Tecnologia X Maria Fumaça: Gosto de fazer a correlação com a Maria Fumaça. Nossos clientes nos escolheram por sermos uma instituição sólida e eficaz e que gradualmente implementa tecnologias já testadas, seguras e acessíveis. Ou seja, nossos últimos vagões são destinados à tecnologia e podemos engatar novos vagões caso ela gradualmente demande mais destaque. Entretanto, esses novos vagões tecnológicos só devem ser engatados em nosso trem se forem inevitáveis e/ou agregarem efetivo valor em nosso negócio que é o de sermos competitivas instituições financeiras. Fica tácito que é um equívoco trocar nossa Maria Fumaça por um Trem Bala, unicamente por esse ser a mais avançada tecnologia.

Esse erro estratégico de colocar a tecnologia como principal pilar de uma instituição financeira, mesmo que de forma velada, certamente não é garantia de que estaremos vivos no mercado dentro de alguns anos. O que vendemos não são repentes de tecnologia, e, sim, soluções bancárias desenhadas para bem atender de forma longínqua nossos sócios, os quais, cada vez mais, veem na tecnologia um destacado canal de entrega e interações.
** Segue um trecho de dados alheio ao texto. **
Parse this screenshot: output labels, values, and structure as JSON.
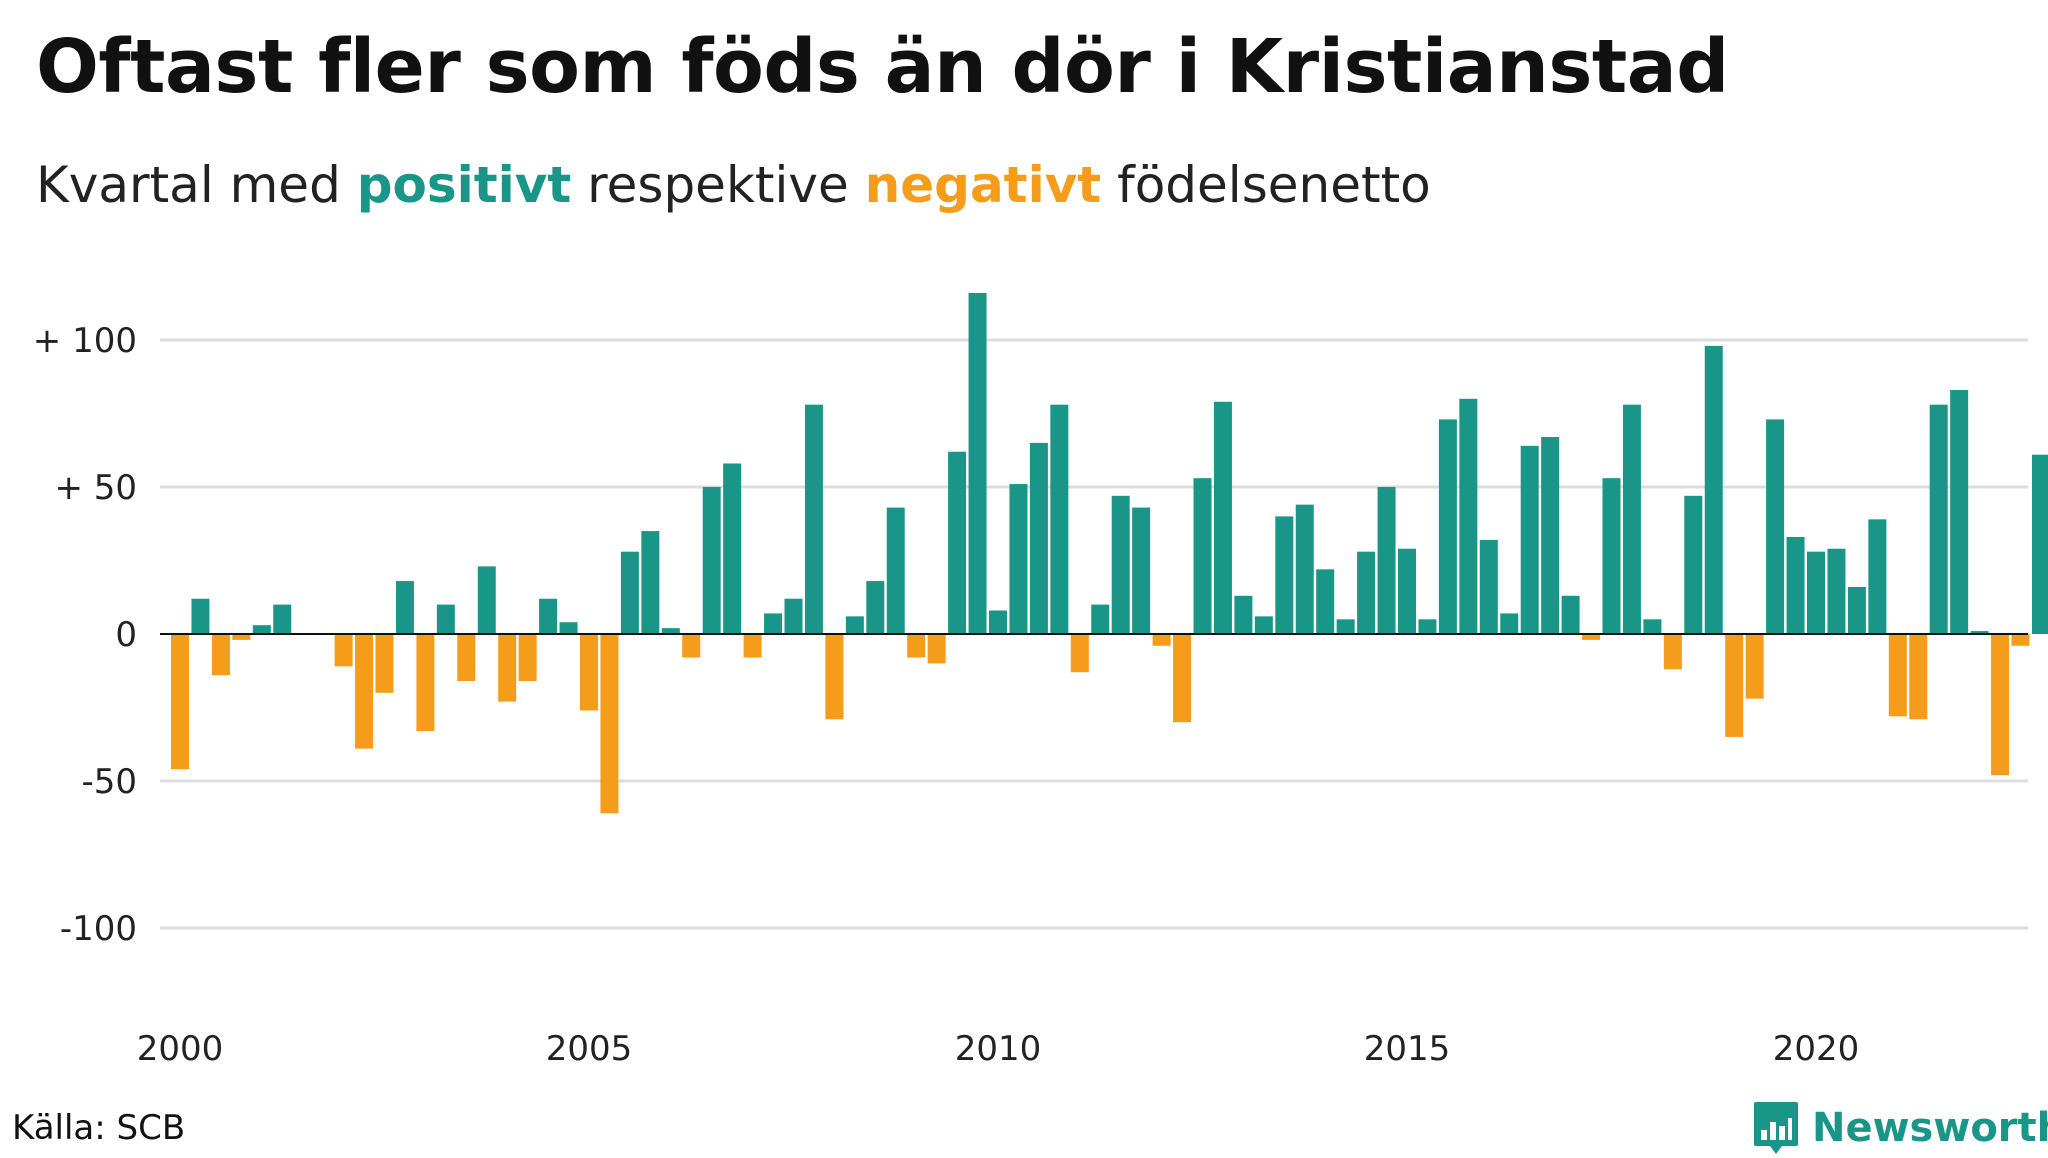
{
  "title": "Oftast fler som föds än dör i Kristianstad",
  "subtitle": {
    "part1": "Kvartal med ",
    "positive_word": "positivt",
    "part2": " respektive ",
    "negative_word": "negativt",
    "part3": " födelsenetto"
  },
  "colors": {
    "positive": "#1a9688",
    "negative": "#f59d1a",
    "grid": "#dddddd",
    "axis": "#111111"
  },
  "source": "Källa: SCB",
  "brand": {
    "name": "Newsworthy",
    "icon": "newsworthy-logo-icon"
  },
  "chart_data": {
    "type": "bar",
    "ylim": [
      -130,
      125
    ],
    "y_ticks": [
      {
        "value": 100,
        "label": "+ 100"
      },
      {
        "value": 50,
        "label": "+  50"
      },
      {
        "value": 0,
        "label": "0"
      },
      {
        "value": -50,
        "label": "-50"
      },
      {
        "value": -100,
        "label": "-100"
      }
    ],
    "x_ticks": [
      "2000",
      "2005",
      "2010",
      "2015",
      "2020"
    ],
    "x_tick_years": [
      2000,
      2005,
      2010,
      2015,
      2020
    ],
    "start_year": 2000,
    "grid": true,
    "values": [
      -46,
      12,
      -14,
      -2,
      3,
      10,
      0,
      0,
      -11,
      -39,
      -20,
      18,
      -33,
      10,
      -16,
      23,
      -23,
      -16,
      12,
      4,
      -26,
      -61,
      28,
      35,
      2,
      -8,
      50,
      58,
      -8,
      7,
      12,
      78,
      -29,
      6,
      18,
      43,
      -8,
      -10,
      62,
      116,
      8,
      51,
      65,
      78,
      -13,
      10,
      47,
      43,
      -4,
      -30,
      53,
      79,
      13,
      6,
      40,
      44,
      22,
      5,
      28,
      50,
      29,
      5,
      73,
      80,
      32,
      7,
      64,
      67,
      13,
      -2,
      53,
      78,
      5,
      -12,
      47,
      98,
      -35,
      -22,
      73,
      33,
      28,
      29,
      16,
      39,
      -28,
      -29,
      78,
      83,
      1,
      -48,
      -4,
      61
    ]
  }
}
Por outro lado, também devemos reconhecer que nossos sócios veem na tecnologia um calcanhar de Aquiles, seja pela altíssima velocidade das inovações, seja pela baixa capacidade de a assimilarem ou mesmo por precisarem adquirir sempre mais modernos equipamentos para fazer uso da nova tecnologia “bancária” ou “social”, ou mesmo da baixa qualidade da sua internet.

Chamamos atenção para o fato de que a tecnologia é um bem acessível a qualquer concorrente, e que nossas Singulares já dispõem de soluções tecnológicas muito próximas das oferecidas pelos maiores bancos de varejo. Portanto, esse não nos parece ser o maior problema de uma Singular que deseja se perpetuar nesse agressivo mercado, no qual há oferta de tecnologia de ponta a preços acessíveis e de fácil implementação. Contudo, nesse mesmo mercado não estão à venda valores geradores de diferenciais comerciais como: astúcia, expertise, tradição, cultura, causa, gente engajada… .
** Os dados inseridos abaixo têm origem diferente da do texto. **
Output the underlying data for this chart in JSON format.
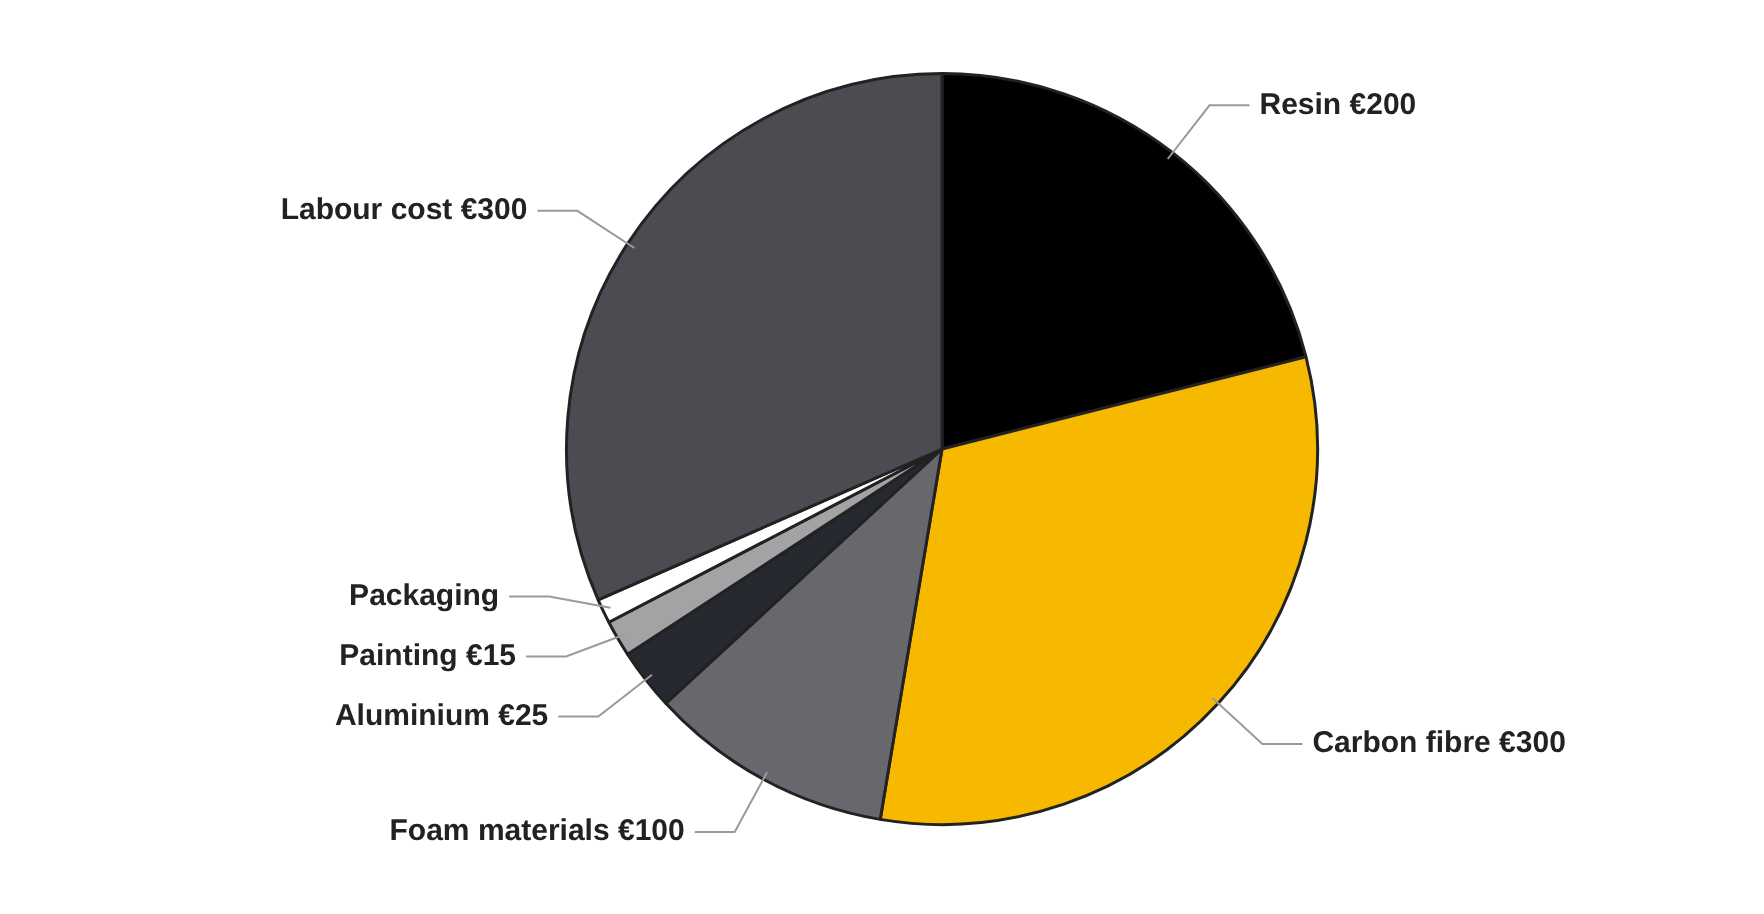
{
  "chart_data": {
    "type": "pie",
    "categories": [
      "Resin",
      "Carbon fibre",
      "Foam materials",
      "Aluminium",
      "Painting",
      "Packaging",
      "Labour cost"
    ],
    "values": [
      200,
      300,
      100,
      25,
      15,
      10,
      300
    ],
    "value_labels": [
      "€200",
      "€300",
      "€100",
      "€25",
      "€15",
      null,
      "€300"
    ],
    "colors": [
      "#000000",
      "#f7b900",
      "#68676d",
      "#26292f",
      "#a3a3a6",
      "#ffffff",
      "#4b4b52"
    ]
  }
}
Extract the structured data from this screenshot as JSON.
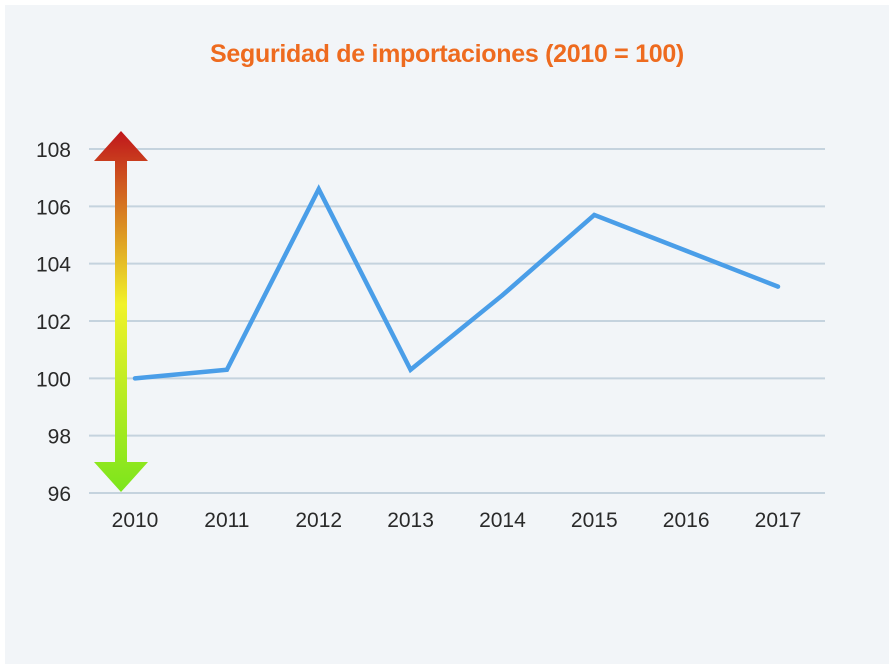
{
  "chart_data": {
    "type": "line",
    "title": "Seguridad de importaciones (2010 = 100)",
    "xlabel": "",
    "ylabel": "",
    "categories": [
      "2010",
      "2011",
      "2012",
      "2013",
      "2014",
      "2015",
      "2016",
      "2017"
    ],
    "series": [
      {
        "values": [
          100.0,
          100.3,
          106.6,
          100.3,
          102.9,
          105.7,
          104.45,
          103.2
        ]
      }
    ],
    "ylim": [
      96,
      108
    ],
    "yticks": [
      96,
      98,
      100,
      102,
      104,
      106,
      108
    ],
    "grid": true,
    "legend": "none",
    "colors": {
      "line": "#4a9ee8",
      "grid": "#c5d3de",
      "title": "#ee6b1f",
      "background": "#f2f5f8",
      "arrow_top": "#c0161b",
      "arrow_middle": "#f1f22a",
      "arrow_bottom": "#7ce51c"
    },
    "annotation": "double-headed-gradient-arrow"
  }
}
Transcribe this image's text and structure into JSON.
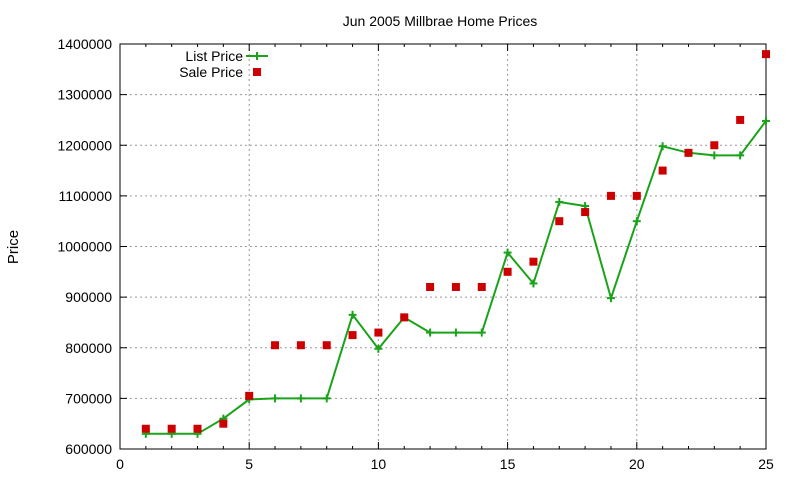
{
  "chart_data": {
    "type": "line",
    "title": "Jun 2005 Millbrae Home Prices",
    "xlabel": "",
    "ylabel": "Price",
    "xlim": [
      0,
      25
    ],
    "ylim": [
      600000,
      1400000
    ],
    "x_ticks": [
      "0",
      "5",
      "10",
      "15",
      "20",
      "25"
    ],
    "y_ticks": [
      "600000",
      "700000",
      "800000",
      "900000",
      "1000000",
      "1100000",
      "1200000",
      "1300000",
      "1400000"
    ],
    "grid": true,
    "legend_position": "top-left",
    "series": [
      {
        "name": "List Price",
        "style": "line-with-plus-markers",
        "color": "#1aa31a",
        "x": [
          1,
          2,
          3,
          4,
          5,
          6,
          7,
          8,
          9,
          10,
          11,
          12,
          13,
          14,
          15,
          16,
          17,
          18,
          19,
          20,
          21,
          22,
          23,
          24,
          25
        ],
        "values": [
          630000,
          630000,
          630000,
          660000,
          698000,
          700000,
          700000,
          700000,
          865000,
          798000,
          860000,
          830000,
          830000,
          830000,
          988000,
          927000,
          1088000,
          1080000,
          898000,
          1050000,
          1198000,
          1185000,
          1180000,
          1180000,
          1248000
        ]
      },
      {
        "name": "Sale Price",
        "style": "square-markers",
        "color": "#cc0000",
        "x": [
          1,
          2,
          3,
          4,
          5,
          6,
          7,
          8,
          9,
          10,
          11,
          12,
          13,
          14,
          15,
          16,
          17,
          18,
          19,
          20,
          21,
          22,
          23,
          24,
          25
        ],
        "values": [
          640000,
          640000,
          640000,
          650000,
          705000,
          805000,
          805000,
          805000,
          825000,
          830000,
          860000,
          920000,
          920000,
          920000,
          950000,
          970000,
          1050000,
          1068000,
          1100000,
          1100000,
          1150000,
          1185000,
          1200000,
          1250000,
          1380000
        ]
      }
    ]
  }
}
Minha grande inquietude: É avaliar em alguns cenários o discreto desdenhar com o nosso cotidiano comercial (o qual promove nossa sobrevivência), em detrimento de movimentos que procuram obter destaque como gestores ou instituições high tech. Ocorre que vemos grandes carências elementares em processos operacionais e comerciais que já deveriam ter sido sanadas em processos que se utilizariam da tecnologia que já dispomos, sendo esses, sim, uns dos grandes gargalos para nosso melhor desempenho mercadológico.
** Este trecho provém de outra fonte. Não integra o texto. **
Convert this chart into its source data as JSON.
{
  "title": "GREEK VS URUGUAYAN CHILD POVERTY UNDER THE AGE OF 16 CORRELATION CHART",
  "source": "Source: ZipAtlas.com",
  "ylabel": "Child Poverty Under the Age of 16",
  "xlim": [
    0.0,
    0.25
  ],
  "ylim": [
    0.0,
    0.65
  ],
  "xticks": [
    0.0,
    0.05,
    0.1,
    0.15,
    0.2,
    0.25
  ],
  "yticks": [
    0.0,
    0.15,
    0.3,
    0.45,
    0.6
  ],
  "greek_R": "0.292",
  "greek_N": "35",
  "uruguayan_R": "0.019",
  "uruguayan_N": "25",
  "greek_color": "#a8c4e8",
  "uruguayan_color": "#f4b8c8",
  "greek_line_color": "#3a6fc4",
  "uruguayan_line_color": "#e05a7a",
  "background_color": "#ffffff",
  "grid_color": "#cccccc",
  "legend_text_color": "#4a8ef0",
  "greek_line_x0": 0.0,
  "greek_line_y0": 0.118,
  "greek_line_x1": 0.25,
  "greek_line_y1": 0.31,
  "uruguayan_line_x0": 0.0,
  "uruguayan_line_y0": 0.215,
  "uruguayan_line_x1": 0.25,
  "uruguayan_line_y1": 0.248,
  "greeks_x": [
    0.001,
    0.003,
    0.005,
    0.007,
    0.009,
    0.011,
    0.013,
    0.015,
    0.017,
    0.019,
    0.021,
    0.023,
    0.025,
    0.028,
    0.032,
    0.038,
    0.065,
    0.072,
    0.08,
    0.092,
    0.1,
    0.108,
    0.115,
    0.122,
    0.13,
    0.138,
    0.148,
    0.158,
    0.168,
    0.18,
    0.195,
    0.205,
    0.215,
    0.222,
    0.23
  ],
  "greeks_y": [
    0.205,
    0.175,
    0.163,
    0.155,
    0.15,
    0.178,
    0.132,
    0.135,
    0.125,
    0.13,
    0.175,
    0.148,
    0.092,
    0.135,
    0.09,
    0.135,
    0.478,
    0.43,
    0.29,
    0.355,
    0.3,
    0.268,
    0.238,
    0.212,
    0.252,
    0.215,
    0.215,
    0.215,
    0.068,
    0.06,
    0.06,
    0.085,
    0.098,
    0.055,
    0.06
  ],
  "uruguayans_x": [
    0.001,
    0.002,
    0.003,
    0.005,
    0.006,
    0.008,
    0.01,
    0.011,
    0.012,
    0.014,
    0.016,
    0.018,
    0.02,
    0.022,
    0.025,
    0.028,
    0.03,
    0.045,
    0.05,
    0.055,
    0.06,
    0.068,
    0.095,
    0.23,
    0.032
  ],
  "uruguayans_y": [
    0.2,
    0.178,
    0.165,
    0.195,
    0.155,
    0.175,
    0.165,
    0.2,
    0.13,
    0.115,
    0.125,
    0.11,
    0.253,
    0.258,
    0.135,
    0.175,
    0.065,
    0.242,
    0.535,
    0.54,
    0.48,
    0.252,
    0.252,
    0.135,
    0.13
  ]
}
Isso nos remete a pensar se vale a pena darmos tanto destaque ao entorpecedor fascínio promovido pela evolução tecnológica, se ainda nem sequer temos capacidade comercial de saturar medianamente nossa base de clientes ou mesmo de atender satisfatoriamente nossos novos sócios. Essa constatação se vê pelo enorme percentual de nossos sócios inativos ou inanimados, mesmo sabendo que são assim rotulados com base em critérios benevolentes para que facilmente sejam considerados ativos. Portanto, esses sócios ativos são pouco representativos no critério que realmente importa: sócios aderentes comercialmente. Vê-se que há muito o que se fazer, e esse desafio não demanda tecnologia acima da qual já dispomos.

Se acreditarmos que devemos dar destaque a tecnologia em detrimento de coisas óbvias que ainda temos por fazer em nosso negócio, deveríamos ponderar a opção de termos outra empresa totalmente focada no desenvolvimento tecnológico, e que fosse competitiva em seu mercado. Assim nós a veríamos como mais um fornecedor externo, permitindo que comprasse de terceiros caso a nossa “empresa independente de tecnologia” não fosse a melhor opção.

Parece-nos complexo frente ao nosso nível atual de estrutura termos dois ou mais negócios que tenham regras tão díspares. Enquanto um for coadjuvante do outro não vemos problemas, tal qual temos a tecnologia impulsionando nosso negócio, que é basicamente intermediar a compra de recursos, agregando serviços e produtos preferencialmente trafegados pela conta corrente. A tecnologia fascina, mas ela é um risco se fizer sombra para nosso negócio.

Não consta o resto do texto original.